For French teacher Melanie Lhomme, it can be challenging to take into account everyone’s test dates in a class with sophomores, juniors and seniors. However, she compensates for that by making Thursday an ideal test date, because of the lack of tests in other subjects. She has also always been using some form of a conflict calendar in her classroom before they were implemented school-wide.

“I think there’s a lot of measures we should be taking [to alleviate stress],” Lhomme said, “but you have to take it one step at a time, and I think [a conflict calendar] is a good step to take.”

Managing stress

As a new teacher this year, math teacher Michael Lordan immediately noticed the high levels of stress at MVHS. He thinks the stress is particularly prominent compared to other high schools, and is open to new ways to combat that stress. He understands students’ heavy workloads, and tries to help by taking into account students’ schedules through the conflict calendar.

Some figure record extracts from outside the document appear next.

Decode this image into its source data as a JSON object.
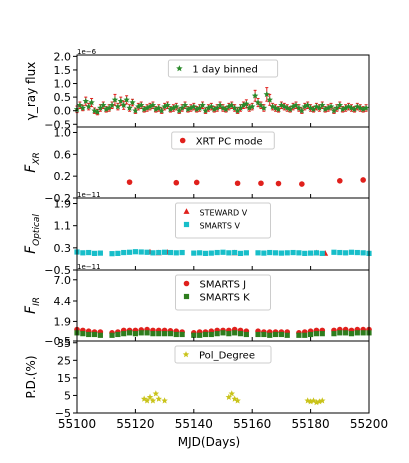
{
  "xaxis": {
    "label": "MJD(Days)",
    "range": [
      55100,
      55200
    ],
    "ticks": [
      55100,
      55120,
      55140,
      55160,
      55180,
      55200
    ],
    "tick_labels": [
      "55100",
      "55120",
      "55140",
      "55160",
      "55180",
      "55200"
    ]
  },
  "chart_data": [
    {
      "type": "scatter",
      "ylabel": "γ_ray flux",
      "offset_text": "1e−6",
      "ylim": [
        -0.6,
        2.05
      ],
      "ticks": [
        -0.5,
        0.0,
        0.5,
        1.0,
        1.5,
        2.0
      ],
      "tick_labels": [
        "−0.5",
        "0.0",
        "0.5",
        "1.0",
        "1.5",
        "2.0"
      ],
      "legend": "top-center",
      "series": [
        {
          "name": "1 day binned",
          "color": "#2a8a2a",
          "err_color": "#e0201c",
          "marker": "star",
          "x": [
            55100,
            55101,
            55102,
            55103,
            55104,
            55105,
            55106,
            55107,
            55108,
            55109,
            55110,
            55111,
            55112,
            55113,
            55114,
            55115,
            55116,
            55117,
            55118,
            55119,
            55120,
            55121,
            55122,
            55123,
            55124,
            55125,
            55126,
            55127,
            55128,
            55129,
            55130,
            55131,
            55132,
            55133,
            55134,
            55135,
            55136,
            55137,
            55138,
            55139,
            55140,
            55141,
            55142,
            55143,
            55144,
            55145,
            55146,
            55147,
            55148,
            55149,
            55150,
            55151,
            55152,
            55153,
            55154,
            55155,
            55156,
            55157,
            55158,
            55159,
            55160,
            55161,
            55162,
            55163,
            55164,
            55165,
            55166,
            55167,
            55168,
            55169,
            55170,
            55171,
            55172,
            55173,
            55174,
            55175,
            55176,
            55177,
            55178,
            55179,
            55180,
            55181,
            55182,
            55183,
            55184,
            55185,
            55186,
            55187,
            55188,
            55189,
            55190,
            55191,
            55192,
            55193,
            55194,
            55195,
            55196,
            55197,
            55198,
            55199
          ],
          "y": [
            0.05,
            0.2,
            0.1,
            0.35,
            0.15,
            0.3,
            0.0,
            -0.05,
            0.1,
            0.2,
            0.05,
            0.1,
            0.2,
            0.4,
            0.15,
            0.35,
            0.2,
            0.4,
            0.1,
            0.3,
            0.0,
            0.15,
            0.2,
            0.05,
            0.1,
            0.15,
            0.2,
            0.05,
            0.1,
            0.0,
            0.15,
            0.2,
            0.05,
            0.1,
            0.15,
            0.0,
            0.1,
            0.2,
            0.05,
            0.1,
            0.15,
            0.05,
            0.1,
            0.2,
            0.0,
            0.1,
            0.15,
            0.05,
            0.1,
            0.2,
            0.1,
            0.05,
            0.15,
            0.2,
            0.1,
            0.0,
            0.1,
            0.2,
            0.25,
            0.1,
            0.15,
            0.55,
            0.3,
            0.2,
            0.1,
            0.6,
            0.4,
            0.15,
            0.1,
            0.05,
            0.2,
            0.15,
            0.1,
            0.05,
            0.15,
            0.2,
            0.1,
            0.0,
            0.15,
            0.2,
            0.1,
            0.05,
            0.15,
            0.1,
            0.2,
            0.05,
            0.1,
            0.15,
            0.0,
            0.1,
            0.2,
            0.05,
            0.1,
            0.15,
            0.1,
            0.05,
            0.15,
            0.1,
            0.05,
            0.1
          ],
          "err": [
            0.12,
            0.12,
            0.1,
            0.15,
            0.12,
            0.15,
            0.1,
            0.1,
            0.12,
            0.12,
            0.1,
            0.12,
            0.12,
            0.2,
            0.12,
            0.15,
            0.15,
            0.15,
            0.12,
            0.12,
            0.1,
            0.12,
            0.12,
            0.1,
            0.12,
            0.12,
            0.12,
            0.1,
            0.12,
            0.1,
            0.12,
            0.12,
            0.1,
            0.12,
            0.12,
            0.1,
            0.12,
            0.12,
            0.1,
            0.12,
            0.12,
            0.1,
            0.12,
            0.12,
            0.1,
            0.12,
            0.12,
            0.1,
            0.12,
            0.12,
            0.12,
            0.1,
            0.12,
            0.12,
            0.12,
            0.1,
            0.12,
            0.12,
            0.15,
            0.12,
            0.12,
            0.2,
            0.15,
            0.12,
            0.12,
            0.25,
            0.2,
            0.12,
            0.12,
            0.1,
            0.12,
            0.12,
            0.12,
            0.1,
            0.12,
            0.12,
            0.12,
            0.1,
            0.12,
            0.12,
            0.12,
            0.1,
            0.12,
            0.12,
            0.12,
            0.1,
            0.12,
            0.12,
            0.1,
            0.12,
            0.12,
            0.1,
            0.12,
            0.12,
            0.12,
            0.1,
            0.12,
            0.12,
            0.1,
            0.12
          ]
        }
      ]
    },
    {
      "type": "scatter",
      "ylabel": "F_XR",
      "offset_text": "",
      "ylim": [
        -0.2,
        1.1
      ],
      "ticks": [
        -0.2,
        0.2,
        0.6,
        1.0
      ],
      "tick_labels": [
        "−0.2",
        "0.2",
        "0.6",
        "1.0"
      ],
      "legend": "top-center",
      "series": [
        {
          "name": "XRT PC mode",
          "color": "#e0201c",
          "marker": "circle",
          "x": [
            55118,
            55134,
            55141,
            55155,
            55163,
            55169,
            55177,
            55190,
            55198
          ],
          "y": [
            0.09,
            0.08,
            0.085,
            0.07,
            0.07,
            0.065,
            0.055,
            0.115,
            0.13
          ]
        }
      ]
    },
    {
      "type": "scatter",
      "ylabel": "F_Optical",
      "offset_text": "1e−11",
      "ylim": [
        -0.5,
        2.1
      ],
      "ticks": [
        -0.5,
        0.3,
        1.1,
        1.9
      ],
      "tick_labels": [
        "−0.5",
        "0.3",
        "1.1",
        "1.9"
      ],
      "legend": "top-center",
      "series": [
        {
          "name": "STEWARD V",
          "color": "#e0201c",
          "marker": "triangle",
          "x": [
            55125,
            55128,
            55131,
            55154,
            55182,
            55185
          ],
          "y": [
            0.15,
            0.12,
            0.14,
            0.12,
            0.12,
            0.1
          ]
        },
        {
          "name": "SMARTS V",
          "color": "#17bec9",
          "marker": "square",
          "x": [
            55100,
            55102,
            55104,
            55106,
            55108,
            55112,
            55114,
            55116,
            55118,
            55120,
            55122,
            55124,
            55126,
            55128,
            55130,
            55132,
            55134,
            55136,
            55140,
            55142,
            55144,
            55146,
            55148,
            55150,
            55152,
            55154,
            55156,
            55158,
            55162,
            55164,
            55166,
            55168,
            55170,
            55172,
            55174,
            55176,
            55178,
            55180,
            55182,
            55184,
            55188,
            55190,
            55192,
            55194,
            55196,
            55198,
            55200
          ],
          "y": [
            0.15,
            0.12,
            0.13,
            0.1,
            0.11,
            0.09,
            0.1,
            0.13,
            0.14,
            0.16,
            0.15,
            0.14,
            0.12,
            0.13,
            0.14,
            0.13,
            0.12,
            0.13,
            0.11,
            0.12,
            0.1,
            0.11,
            0.13,
            0.14,
            0.12,
            0.13,
            0.1,
            0.12,
            0.12,
            0.11,
            0.13,
            0.12,
            0.11,
            0.12,
            0.13,
            0.12,
            0.1,
            0.11,
            0.12,
            0.1,
            0.14,
            0.13,
            0.12,
            0.14,
            0.13,
            0.12,
            0.1
          ]
        }
      ]
    },
    {
      "type": "scatter",
      "ylabel": "F_IR",
      "offset_text": "1e−11",
      "ylim": [
        -0.5,
        8.2
      ],
      "ticks": [
        -0.5,
        1.9,
        4.4,
        7.0
      ],
      "tick_labels": [
        "−0.5",
        "1.9",
        "4.4",
        "7.0"
      ],
      "legend": "top-center",
      "series": [
        {
          "name": "SMARTS J",
          "color": "#e0201c",
          "marker": "circle",
          "x": [
            55100,
            55102,
            55104,
            55106,
            55108,
            55112,
            55114,
            55116,
            55118,
            55120,
            55122,
            55124,
            55126,
            55128,
            55130,
            55132,
            55134,
            55136,
            55140,
            55142,
            55144,
            55146,
            55148,
            55150,
            55152,
            55154,
            55156,
            55158,
            55162,
            55164,
            55166,
            55168,
            55170,
            55172,
            55176,
            55178,
            55180,
            55182,
            55184,
            55188,
            55190,
            55192,
            55194,
            55196,
            55198,
            55200
          ],
          "y": [
            0.9,
            0.8,
            0.7,
            0.6,
            0.6,
            0.5,
            0.6,
            0.8,
            0.8,
            0.8,
            0.85,
            0.9,
            0.8,
            0.8,
            0.8,
            0.75,
            0.7,
            0.6,
            0.5,
            0.6,
            0.6,
            0.7,
            0.8,
            0.8,
            0.8,
            0.9,
            0.8,
            0.7,
            0.7,
            0.6,
            0.6,
            0.6,
            0.6,
            0.6,
            0.5,
            0.6,
            0.7,
            0.8,
            0.8,
            0.8,
            0.9,
            0.9,
            0.8,
            0.9,
            0.9,
            0.9
          ]
        },
        {
          "name": "SMARTS K",
          "color": "#2e7d1e",
          "marker": "square",
          "x": [
            55100,
            55102,
            55104,
            55106,
            55108,
            55112,
            55114,
            55116,
            55118,
            55120,
            55122,
            55124,
            55126,
            55128,
            55130,
            55132,
            55134,
            55136,
            55140,
            55142,
            55144,
            55146,
            55148,
            55150,
            55152,
            55154,
            55156,
            55158,
            55162,
            55164,
            55166,
            55168,
            55170,
            55172,
            55176,
            55178,
            55180,
            55182,
            55184,
            55188,
            55190,
            55192,
            55194,
            55196,
            55198,
            55200
          ],
          "y": [
            0.5,
            0.4,
            0.3,
            0.3,
            0.2,
            0.2,
            0.3,
            0.4,
            0.5,
            0.4,
            0.5,
            0.5,
            0.4,
            0.4,
            0.4,
            0.4,
            0.3,
            0.3,
            0.2,
            0.2,
            0.3,
            0.3,
            0.4,
            0.5,
            0.4,
            0.5,
            0.4,
            0.3,
            0.3,
            0.3,
            0.2,
            0.3,
            0.3,
            0.2,
            0.2,
            0.2,
            0.3,
            0.4,
            0.4,
            0.4,
            0.5,
            0.5,
            0.4,
            0.5,
            0.5,
            0.5
          ]
        }
      ]
    },
    {
      "type": "scatter",
      "ylabel": "P.D.(%)",
      "offset_text": "",
      "ylim": [
        -5,
        36
      ],
      "ticks": [
        -5,
        5,
        15,
        25,
        35
      ],
      "tick_labels": [
        "−5",
        "5",
        "15",
        "25",
        "35"
      ],
      "legend": "top-center",
      "series": [
        {
          "name": "Pol_Degree",
          "color": "#c9c31a",
          "marker": "star",
          "x": [
            55123,
            55124,
            55125,
            55126,
            55127,
            55128,
            55130,
            55152,
            55153,
            55154,
            55155,
            55179,
            55180,
            55181,
            55182,
            55183,
            55184
          ],
          "y": [
            3,
            2,
            4,
            2,
            6,
            3,
            2,
            4,
            6,
            3,
            2,
            2,
            1.5,
            2,
            1,
            1.5,
            2
          ]
        }
      ]
    }
  ]
}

“Ideally, students would start studying for tests way in advance, but I realize that often isn’t the case,” Lordan said. “If a lot of tests coincide on the same day, it can be hard for students to cope with.”

In addition to implementing conflict calendars, MVHS has conducted surveys for a second tutorial and later school start times, all in an effort to reduce student stress. Although these goals are still being worked towards, Kaufman believes that the community needs to focus on all aspects of stress. When teachers are stressed, that transfers to the students, and the pressure students put on themselves causes more anxiety. She emphasizes that students need to manage their expectations because expecting perfection leads to more stress when perfection can’t be achieved.

“School is a learning process, and part of learning is not being perfect and falling flat on your face.” Kaufman said. “We’re all afraid of making a mistake that it becomes a really stressful environment.”